Don't do it too hard, or the wood can split and mess everything up. The ends of the boundaries (lines crossing the grain of the wood perpendicular) need to be kinda deeper
Step 2: Chisel It Out
What you do is chisel ALONG the grain, towards the line you cut in. That perpindicular line acts like a stopping point for the chunk you're splitting off, so it only chunks off within the boundary instead of going all the way. Those boundaries are important: without 'em, the wood really likes to split all the way down when chiseled, which won't make a box. The removed chunk will be as wide as the chisel you're using and will stop at that boundary line so you'll get nice square edges.
You might need to keep digging the boundary line deeper as you remove more wood so it don't split the wood and break the wall of your box.
Just remember: when working with wood you don't get to cut however you want, you do what the wood wants. Follow the grain and don't do big risky cuts because the wood might split in a weird crooked way.
Also, keep the chisel sharp. Dull chisels smash and break the grain instead of cutting through it, which give ugly nonsmooth edges. The cross-grain walls of the box might be hard to smoothen up on the inside because of this.
Step 3: Box
Once everything's squared out, you're good to go. You can carve pictures on the sides, sand it up, paint it, dip it in chocolate, or do whatever else you wanna do. Now you have somewhere to store your pennies or pour your cereal.
Step 4: Extra Info...
The first pictured box I just made real quick for an example. Numba Two is my first try at boxing (which proves that you can get pretty good results without experience, because I just bought the chisels and didn't know what was going on). I lernt some good info in between making these:
- Wood Type is important. The first time, I used Mesquite since I just finished cutting a bunch of thick branches. The second box is some random crap from the culled lumber pile at Home Depot. Mesquite and other hardwoods are HARD to chisel and the first one was a pain in the neck, but gets good quality. The second one (softwood) was like cuttin' through butter, but splits a lot so you gotta be careful.
- Cheap Shiny Effect: I had some wood glue handy and used it to paint the box for some reason. When it dries, it gave it a shiny yellowish color (as you can see, the older box has a ton on it)

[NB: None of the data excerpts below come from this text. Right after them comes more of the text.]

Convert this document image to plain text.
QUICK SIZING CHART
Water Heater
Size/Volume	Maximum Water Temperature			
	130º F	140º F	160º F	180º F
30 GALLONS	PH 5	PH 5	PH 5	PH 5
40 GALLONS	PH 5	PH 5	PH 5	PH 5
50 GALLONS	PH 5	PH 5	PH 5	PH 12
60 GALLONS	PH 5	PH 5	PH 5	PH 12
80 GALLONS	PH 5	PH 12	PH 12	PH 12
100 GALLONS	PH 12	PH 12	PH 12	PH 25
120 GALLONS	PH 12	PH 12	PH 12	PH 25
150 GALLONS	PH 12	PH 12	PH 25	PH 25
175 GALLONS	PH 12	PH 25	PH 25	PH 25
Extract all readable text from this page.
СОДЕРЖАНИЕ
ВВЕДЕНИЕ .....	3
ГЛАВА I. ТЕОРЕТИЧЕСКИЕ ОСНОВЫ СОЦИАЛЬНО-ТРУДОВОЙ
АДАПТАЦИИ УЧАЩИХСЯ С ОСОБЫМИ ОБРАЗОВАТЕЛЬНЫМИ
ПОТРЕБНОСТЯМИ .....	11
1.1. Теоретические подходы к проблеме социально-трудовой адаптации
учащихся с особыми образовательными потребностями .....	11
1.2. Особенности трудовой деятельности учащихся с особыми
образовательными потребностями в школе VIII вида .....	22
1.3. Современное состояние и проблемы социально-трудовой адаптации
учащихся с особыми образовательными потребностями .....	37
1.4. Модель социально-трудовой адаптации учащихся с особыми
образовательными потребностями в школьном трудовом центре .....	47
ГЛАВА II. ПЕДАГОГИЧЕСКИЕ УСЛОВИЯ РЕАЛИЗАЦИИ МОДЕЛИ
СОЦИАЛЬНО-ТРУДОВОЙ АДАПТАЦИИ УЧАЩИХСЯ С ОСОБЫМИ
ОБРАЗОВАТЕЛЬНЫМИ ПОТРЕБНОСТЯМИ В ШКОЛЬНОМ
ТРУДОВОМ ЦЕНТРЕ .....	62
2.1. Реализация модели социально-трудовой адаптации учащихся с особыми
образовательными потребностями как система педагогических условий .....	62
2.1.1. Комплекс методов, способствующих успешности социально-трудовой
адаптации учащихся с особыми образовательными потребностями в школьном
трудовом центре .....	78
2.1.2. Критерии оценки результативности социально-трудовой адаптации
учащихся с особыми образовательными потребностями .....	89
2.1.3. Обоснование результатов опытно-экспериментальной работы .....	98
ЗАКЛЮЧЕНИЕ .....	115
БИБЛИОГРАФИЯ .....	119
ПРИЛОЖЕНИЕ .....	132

- Making a Lid: The best way to do this is to have the box and lid made from the same chunk of wood (splot it in half and use each half for box and lid) so they're guaranteed to fit nice. I didn't, because I didn't think of making a lid until later, so I had to trim up another piece until it fit close enough. What you do is the reverse of how you make the box: do a boundary the same size as the box's hole and cut around instead of inside it, so the middle sticks out. This keeps the lid secure on da box.
- Designs: Chisel into the wood slightly slanted one way then the other to get a sorta v-shaped groove. Wide chisels are nice for long, straight lines.
- Cool, Fancy Boxes: For a cool natural look, you can just cut the hole straight into a branch or something and leave the bark. The first box was like that, but I trimmed it down square to make it "boxy". Just got the idea 'cuz my aunt got disappointed when I squared itmup since she thought it'd be a cool branch-box.